Miss. River closure unlikely to alter CBOT loading rules -CME
CHICAGO Nov 14 (Reuters) - The CME Group said on Wednesday that the prospect of commercial barge traffic being halted on the Mississippi River next month due to water conservation measures is unlikely to affect its rules about loading and delivering grain against Chicago Board of Trade futures.
Barge traffic on the Mississippi River may be restricted or halted entirely from St. Louis to Cairo, Illinois, in mid-December as drought conservation measures stem the inflow of water from the Missouri River, government and industry sources have said.
That stretch of the Mississippi is a key grain shipping artery connecting farms in the Midwest with export terminals at the Gulf Coast, and grain traders wondered whether a disruption might interfere with the ability of commercial grain facilities at CBOT delivery points to load Gulf-bound barges.
Because the delivery points for CBOT corn futures are located on the Illinois River, which flows into the Mississippi, CME said in a statement that an obstruction on the Mississippi from St. Louis to Cairo "would be unlikely to result in a condition of load impossibility and Force Majeure."

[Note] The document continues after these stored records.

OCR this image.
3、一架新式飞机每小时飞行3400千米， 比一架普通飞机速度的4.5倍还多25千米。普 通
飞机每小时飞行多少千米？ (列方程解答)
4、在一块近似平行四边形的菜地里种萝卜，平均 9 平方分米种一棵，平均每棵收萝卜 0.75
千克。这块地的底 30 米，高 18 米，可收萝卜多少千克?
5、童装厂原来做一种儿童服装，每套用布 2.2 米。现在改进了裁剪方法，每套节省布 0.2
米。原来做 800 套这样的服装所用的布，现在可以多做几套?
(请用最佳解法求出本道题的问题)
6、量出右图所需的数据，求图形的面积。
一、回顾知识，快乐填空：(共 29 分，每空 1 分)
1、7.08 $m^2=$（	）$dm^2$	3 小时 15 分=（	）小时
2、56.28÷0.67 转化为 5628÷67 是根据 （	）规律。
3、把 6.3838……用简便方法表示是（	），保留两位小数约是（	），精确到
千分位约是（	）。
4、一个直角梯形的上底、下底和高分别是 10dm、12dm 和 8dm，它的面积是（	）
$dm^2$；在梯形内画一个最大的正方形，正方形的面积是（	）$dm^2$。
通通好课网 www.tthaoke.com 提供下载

However, some CBOT soybean and wheat delivery points are located in the St. Louis area, and CME said closing the St. Louis-to-Cairo section of the Mississippi could affect those delivery points.
Under that scenario, the exchange said, existing CBOT rules would require any affected grain delivery facility "to arrange for water conveyance to be loaded at another regular facility and compensate the taker for any transportation loss resulting from the change in location."
First notice day for deliveries against CBOT December corn and wheat futures is Nov. 30, and first delivery day is Dec. 3. For soybeans, the first delivery day against the January contract is Jan. 2, 2013.
Some analysts questioned the likelihood of a major disruption to Mississippi River barge traffic next month.
"I would give it maybe a 25 percent chance that the river actually ends up being closed. It's become a political issue now. People are squawking to Washington like crazy," said Charlie Sernatinger with ABN AMRO in Chicago.
"The argument has been made that closing a major highway of commerce during a slow economy is just not the way to go," Sernatinger said.